Narrative-to-Scene Generation: An LLM-Driven Pipeline for 2D Game Environments
Yi-Chun Chen, Arnav Jhala
TL;DR
The paper tackles turning narrative text into playable 2D game scenes by grounding LLM-generated frames to tile assets via semantic embeddings and affordance filtering. It segments stories into three temporal frames (beginning, middle, end) and grounds each frame with object predicates mapped to a GameTileNet ontology, then synthesizes layered terrain with Cellular Automata and rule-based placement to enforce spatial relations. Knowledge graphs support symbolic reasoning and cross-frame linking, while rendering outputs provide both visuals and semantic maps for downstream use. Evaluation across ten narratives shows stable semantic-tile alignment (Cosine ~0.41) and reasonable spatial predicate satisfaction (~72%), though affordance misclassification and tile-coverage gaps highlight areas for improvement. The framework offers a modular, extensible foundation for narrative-driven PCG, with potential extensions to data-driven frame segmentation, richer affordance reasoning, and multi-agent storytelling in games.
Abstract
Recent advances in large language models (LLMs) enable compelling story generation, but connecting narrative text to playable visual environments remains an open challenge in procedural content generation (PCG). We present a lightweight pipeline that transforms short narrative prompts into a sequence of 2D tile-based game scenes, reflecting the temporal structure of stories. Given an LLM-generated narrative, our system identifies three key time frames, extracts spatial predicates in the form of "Object-Relation-Object" triples, and retrieves visual assets using affordance-aware semantic embeddings from the GameTileNet dataset.
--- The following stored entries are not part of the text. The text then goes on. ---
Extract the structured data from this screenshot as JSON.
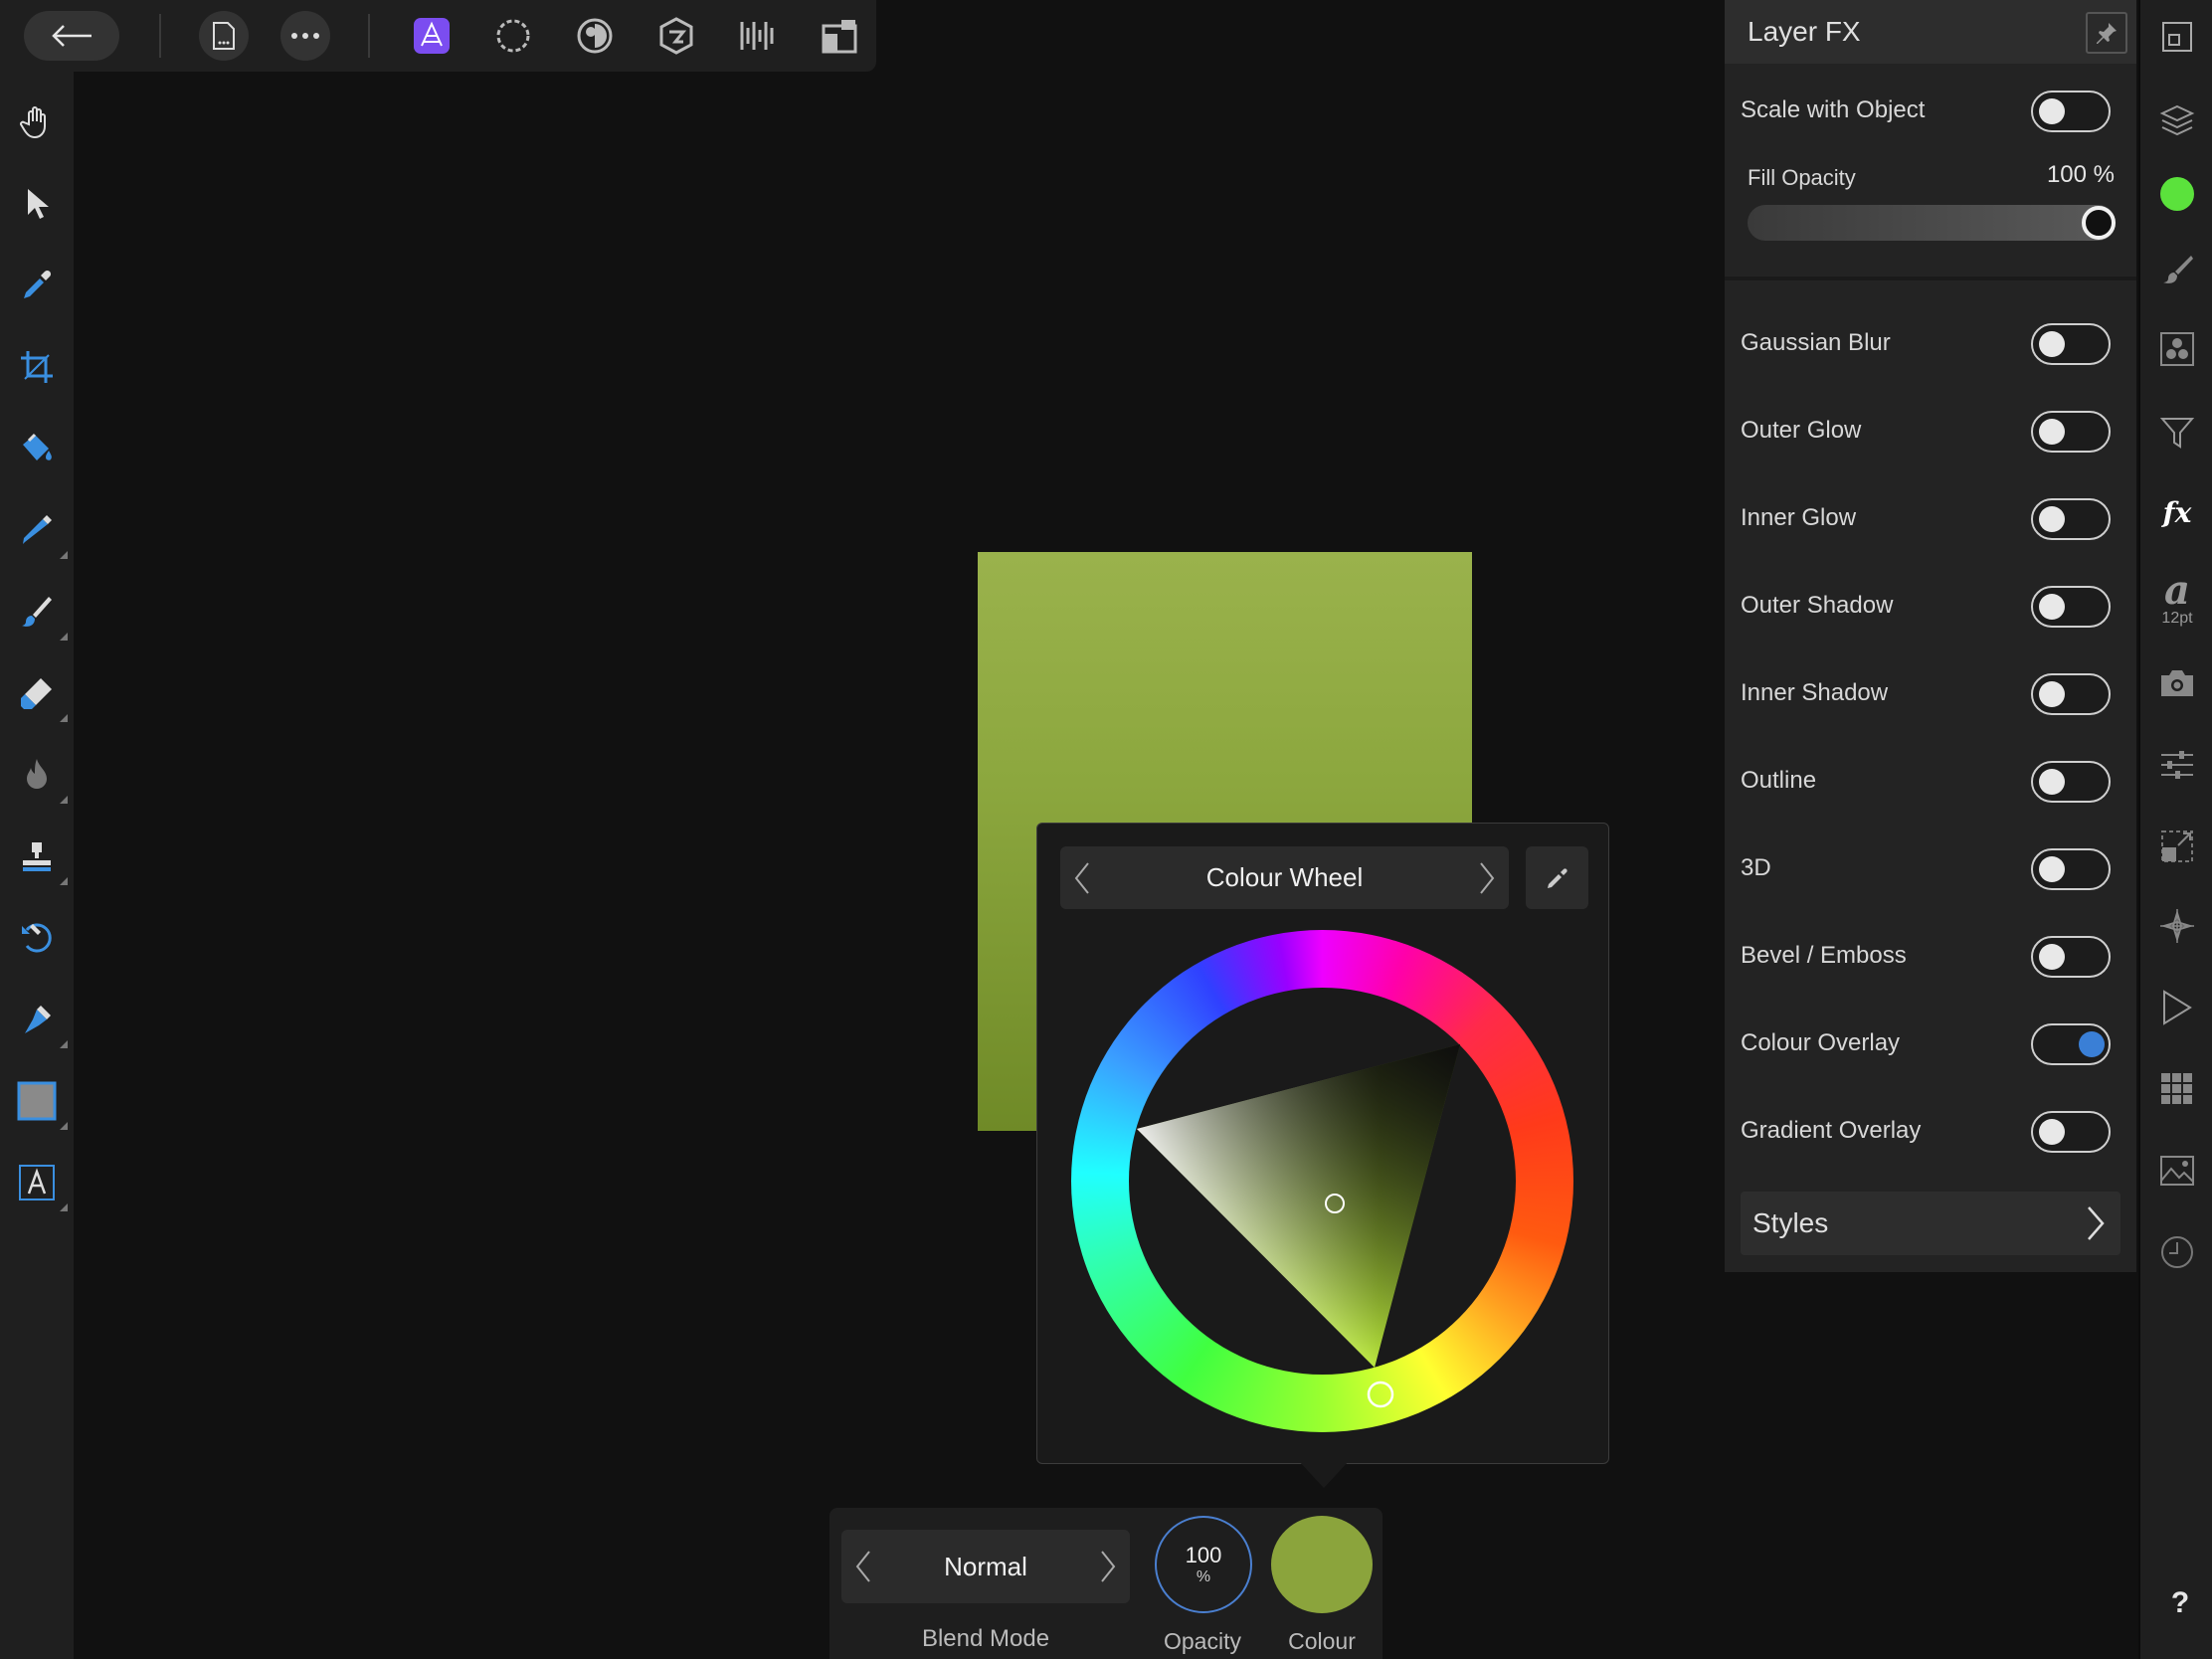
{
  "top_toolbar": {
    "back_icon": "arrow-left-icon",
    "document_icon": "document-icon",
    "more_icon": "more-icon",
    "personas": [
      "photo-persona-icon",
      "liquify-persona-icon",
      "develop-persona-icon",
      "tone-mapping-persona-icon",
      "export-persona-icon",
      "view-mode-icon"
    ]
  },
  "left_tools": [
    "hand-tool-icon",
    "move-tool-icon",
    "color-picker-tool-icon",
    "crop-tool-icon",
    "flood-fill-tool-icon",
    "selection-brush-tool-icon",
    "paint-brush-tool-icon",
    "erase-brush-tool-icon",
    "burn-brush-tool-icon",
    "clone-brush-tool-icon",
    "undo-brush-tool-icon",
    "pen-tool-icon",
    "rectangle-tool-icon",
    "text-tool-icon"
  ],
  "artboard_color": "#8ca73e",
  "colour_popup": {
    "mode_label": "Colour Wheel",
    "picker_icon": "eyedropper-icon"
  },
  "context_bar": {
    "blend_mode_value": "Normal",
    "blend_mode_caption": "Blend Mode",
    "opacity_value": "100",
    "opacity_unit": "%",
    "opacity_caption": "Opacity",
    "colour_caption": "Colour",
    "colour_value": "#8ba43c"
  },
  "layer_fx": {
    "title": "Layer FX",
    "scale_with_object": {
      "label": "Scale with Object",
      "on": false
    },
    "fill_opacity": {
      "label": "Fill Opacity",
      "value": "100 %",
      "level": 1.0
    },
    "effects": [
      {
        "label": "Gaussian Blur",
        "on": false
      },
      {
        "label": "Outer Glow",
        "on": false
      },
      {
        "label": "Inner Glow",
        "on": false
      },
      {
        "label": "Outer Shadow",
        "on": false
      },
      {
        "label": "Inner Shadow",
        "on": false
      },
      {
        "label": "Outline",
        "on": false
      },
      {
        "label": "3D",
        "on": false
      },
      {
        "label": "Bevel / Emboss",
        "on": false
      },
      {
        "label": "Colour Overlay",
        "on": true
      },
      {
        "label": "Gradient Overlay",
        "on": false
      }
    ],
    "styles_label": "Styles"
  },
  "right_studio": {
    "icons": [
      "navigator-icon",
      "layers-icon",
      "colour-icon",
      "brushes-icon",
      "channels-icon",
      "filter-icon",
      "fx-icon",
      "text-style-icon",
      "camera-icon",
      "adjustments-icon",
      "transform-icon",
      "snapping-icon",
      "play-icon",
      "grid-icon",
      "image-icon",
      "history-icon"
    ],
    "fx_glyph": "fx",
    "text_style_glyph": "a",
    "text_style_size": "12pt",
    "colour_dot": "#5be23c",
    "help": "?"
  },
  "colors": {
    "accent": "#3a7fd6",
    "persona_active": "#7b4df0"
  }
}
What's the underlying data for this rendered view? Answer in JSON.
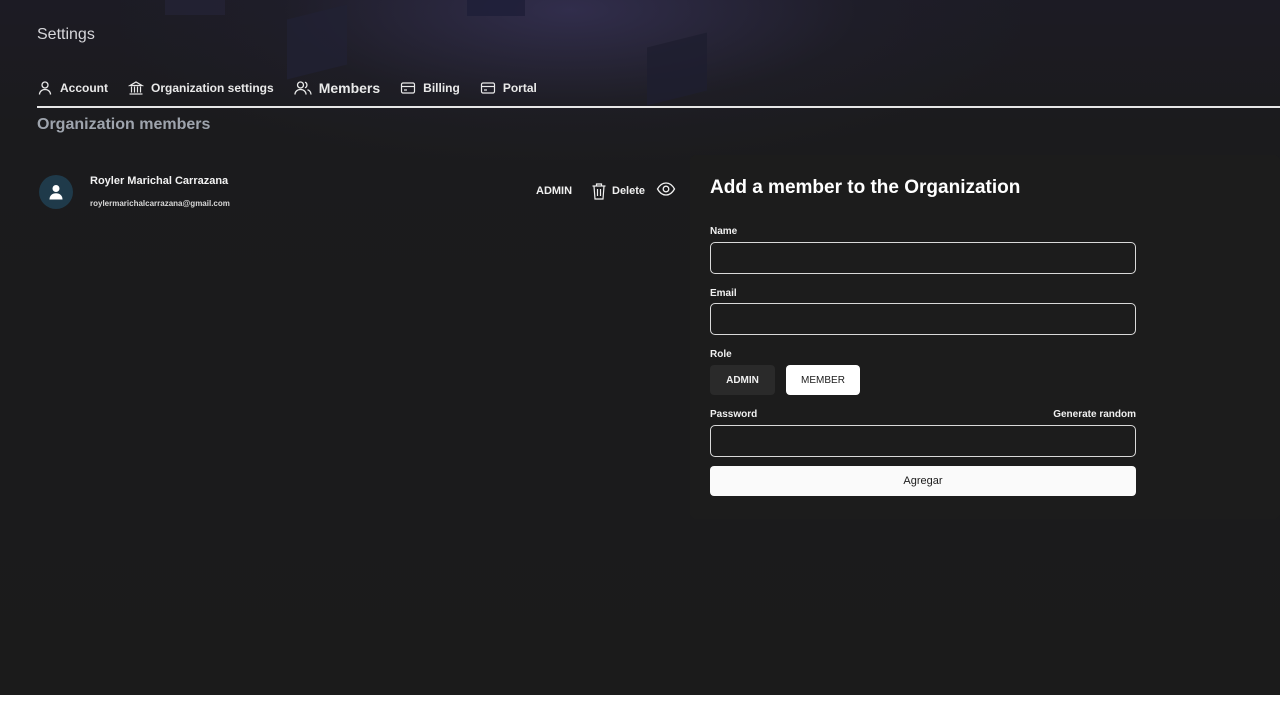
{
  "header": {
    "title": "Settings"
  },
  "tabs": [
    {
      "label": "Account",
      "icon": "user-icon",
      "active": false
    },
    {
      "label": "Organization settings",
      "icon": "bank-icon",
      "active": false
    },
    {
      "label": "Members",
      "icon": "users-icon",
      "active": true
    },
    {
      "label": "Billing",
      "icon": "credit-card-icon",
      "active": false
    },
    {
      "label": "Portal",
      "icon": "credit-card-icon",
      "active": false
    }
  ],
  "section": {
    "title": "Organization members"
  },
  "members": [
    {
      "name": "Royler Marichal Carrazana",
      "email": "roylermarichalcarrazana@gmail.com",
      "role": "ADMIN",
      "delete_label": "Delete"
    }
  ],
  "form": {
    "title": "Add a member to the Organization",
    "name_label": "Name",
    "name_value": "",
    "email_label": "Email",
    "email_value": "",
    "role_label": "Role",
    "roles": [
      "ADMIN",
      "MEMBER"
    ],
    "selected_role": "MEMBER",
    "password_label": "Password",
    "password_value": "",
    "generate_random_label": "Generate random",
    "submit_label": "Agregar"
  },
  "colors": {
    "background": "#1b1b1b",
    "panel": "#1c1c1c",
    "avatar": "#1f3a4a",
    "section_title": "#9ea4ad"
  }
}
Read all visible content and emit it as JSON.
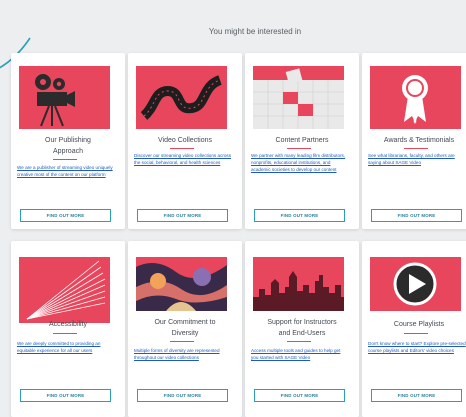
{
  "section": {
    "heading": "You might be interested in",
    "accent_color": "#e8465c",
    "button_color": "#2a9fb8"
  },
  "cards": [
    {
      "title": "Our Publishing Approach",
      "title_lines": [
        "Our Publishing",
        "Approach"
      ],
      "description": "We are a publisher of streaming video uniquely creative most of the content on our platform",
      "button": "FIND OUT MORE",
      "icon": "film-camera-icon"
    },
    {
      "title": "Video Collections",
      "title_lines": [
        "Video Collections"
      ],
      "description": "Discover our streaming video collections across the social, behavioral, and health sciences",
      "button": "FIND OUT MORE",
      "icon": "film-strip-icon"
    },
    {
      "title": "Content Partners",
      "title_lines": [
        "Content Partners"
      ],
      "description": "We partner with many leading film distributors, nonprofits, educational institutions, and academic societies to develop our content",
      "button": "FIND OUT MORE",
      "icon": "puzzle-icon"
    },
    {
      "title": "Awards & Testimonials",
      "title_lines": [
        "Awards & Testimonials"
      ],
      "description": "See what librarians, faculty, and others are saying about SAGE Video",
      "button": "FIND OUT MORE",
      "icon": "award-ribbon-icon"
    },
    {
      "title": "Accessibility",
      "title_lines": [
        "Accessibility"
      ],
      "description": "We are deeply committed to providing an equitable experience for all our users",
      "button": "FIND OUT MORE",
      "icon": "light-rays-icon"
    },
    {
      "title": "Our Commitment to Diversity",
      "title_lines": [
        "Our Commitment to",
        "Diversity"
      ],
      "description": "Multiple forms of diversity are represented throughout our video collections",
      "button": "FIND OUT MORE",
      "icon": "diversity-artwork-icon"
    },
    {
      "title": "Support for Instructors and End-Users",
      "title_lines": [
        "Support for Instructors",
        "and End-Users"
      ],
      "description": "Access multiple tools and guides to help get you started with SAGE Video",
      "button": "FIND OUT MORE",
      "icon": "city-skyline-icon"
    },
    {
      "title": "Course Playlists",
      "title_lines": [
        "Course Playlists"
      ],
      "description": "Don't know where to start? Explore pre-selected course playlists and Editors' video choices",
      "button": "FIND OUT MORE",
      "icon": "play-button-icon"
    }
  ]
}
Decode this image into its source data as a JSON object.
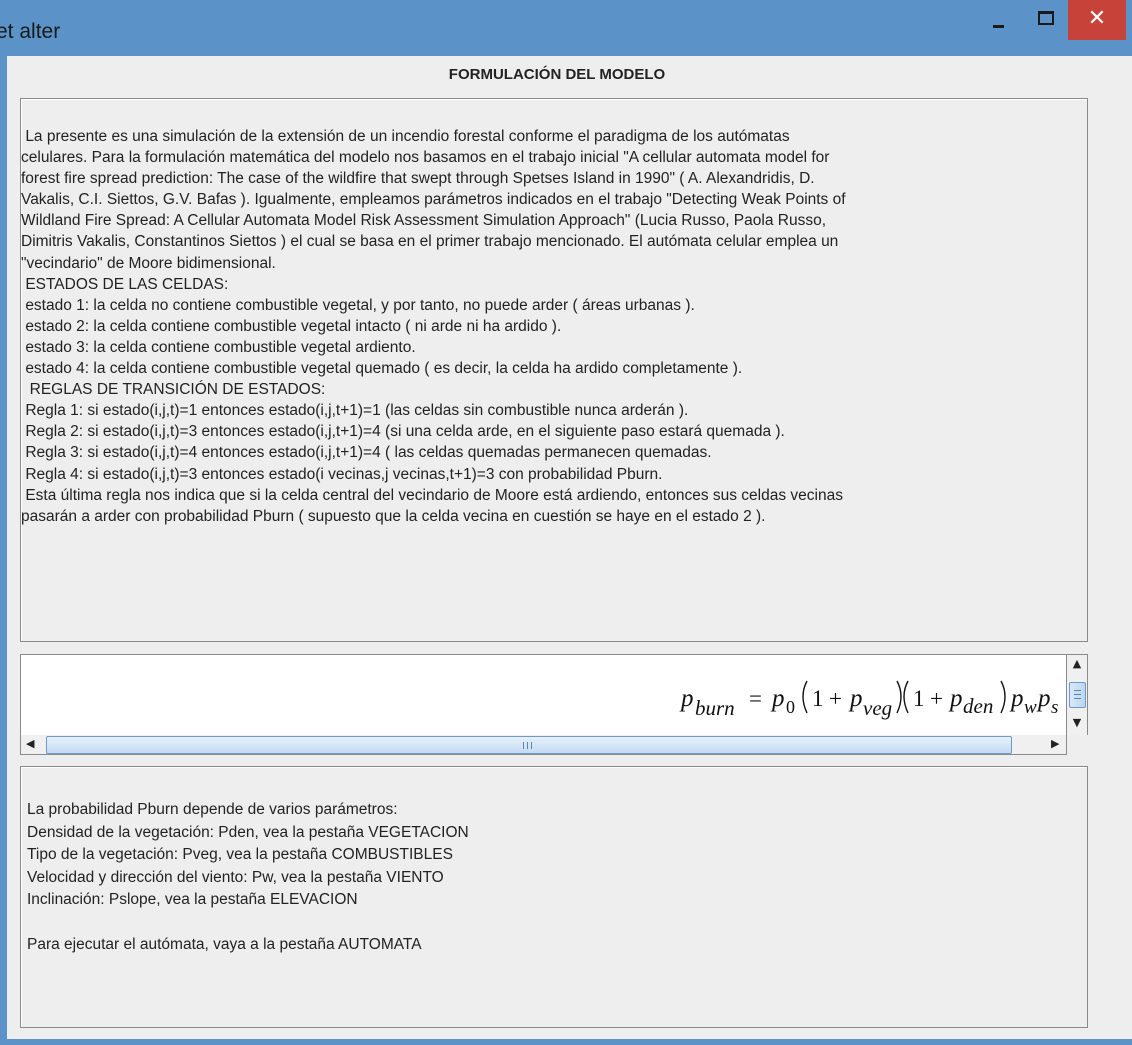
{
  "window": {
    "title": "et alter",
    "minimize_glyph": "−",
    "maximize_glyph": "□",
    "close_glyph": "✕",
    "close_color": "#c7433a",
    "frame_color": "#5b93c9"
  },
  "heading": "FORMULACIÓN DEL MODELO",
  "intro": {
    "lines": [
      " La presente es una simulación de la extensión de un incendio forestal conforme el paradigma de los autómatas",
      "celulares. Para la formulación matemática del modelo nos basamos en el trabajo inicial \"A cellular automata model for",
      "forest fire spread prediction: The case of the wildfire that swept through Spetses Island in 1990\" ( A. Alexandridis, D.",
      "Vakalis, C.I. Siettos, G.V. Bafas ). Igualmente, empleamos parámetros indicados en el trabajo \"Detecting Weak Points of",
      "Wildland Fire Spread: A Cellular Automata Model Risk Assessment Simulation Approach\" (Lucia Russo, Paola Russo,",
      "Dimitris Vakalis, Constantinos Siettos ) el cual se basa en el primer trabajo mencionado. El autómata celular emplea un",
      "\"vecindario\" de Moore bidimensional.",
      " ESTADOS DE LAS CELDAS:",
      " estado 1: la celda no contiene combustible vegetal, y por tanto, no puede arder ( áreas urbanas ).",
      " estado 2: la celda contiene combustible vegetal intacto ( ni arde ni ha ardido ).",
      " estado 3: la celda contiene combustible vegetal ardiento.",
      " estado 4: la celda contiene combustible vegetal quemado ( es decir, la celda ha ardido completamente ).",
      "  REGLAS DE TRANSICIÓN DE ESTADOS:",
      " Regla 1: si estado(i,j,t)=1 entonces estado(i,j,t+1)=1 (las celdas sin combustible nunca arderán ).",
      " Regla 2: si estado(i,j,t)=3 entonces estado(i,j,t+1)=4 (si una celda arde, en el siguiente paso estará quemada ).",
      " Regla 3: si estado(i,j,t)=4 entonces estado(i,j,t+1)=4 ( las celdas quemadas permanecen quemadas.",
      " Regla 4: si estado(i,j,t)=3 entonces estado(i vecinas,j vecinas,t+1)=3 con probabilidad Pburn.",
      " Esta última regla nos indica que si la celda central del vecindario de Moore está ardiendo, entonces sus celdas vecinas",
      "pasarán a arder con probabilidad Pburn ( supuesto que la celda vecina en cuestión se haye en el estado 2 )."
    ]
  },
  "formula": {
    "lhs_base": "p",
    "lhs_sub": "burn",
    "equals": "=",
    "p0_base": "p",
    "p0_sub": "0",
    "one_a": "1",
    "plus_a": "+",
    "pveg_base": "p",
    "pveg_sub": "veg",
    "one_b": "1",
    "plus_b": "+",
    "pden_base": "p",
    "pden_sub": "den",
    "pw_base": "p",
    "pw_sub": "w",
    "ps_base": "p",
    "ps_sub": "s"
  },
  "scrollbars": {
    "up_arrow": "▲",
    "down_arrow": "▼",
    "left_arrow": "◀",
    "right_arrow": "▶"
  },
  "info": {
    "lines": [
      "La probabilidad Pburn depende de varios parámetros:",
      "Densidad de la vegetación: Pden, vea la pestaña VEGETACION",
      "Tipo de la vegetación: Pveg, vea la pestaña COMBUSTIBLES",
      "Velocidad y dirección del viento: Pw, vea la pestaña VIENTO",
      "Inclinación: Pslope, vea la pestaña ELEVACION",
      "",
      "Para ejecutar el autómata, vaya a la pestaña AUTOMATA"
    ]
  }
}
A layered terrain is generated using Cellular Automata, and objects are placed using spatial rules grounded in the predicate structure. We evaluated our system in ten diverse stories, analyzing tile-object matching, affordance-layer alignment, and spatial constraint satisfaction across frames. This prototype offers a scalable approach to narrative-driven scene generation and lays the foundation for future work on multi-frame continuity, symbolic tracking, and multi-agent coordination in story-centered PCG.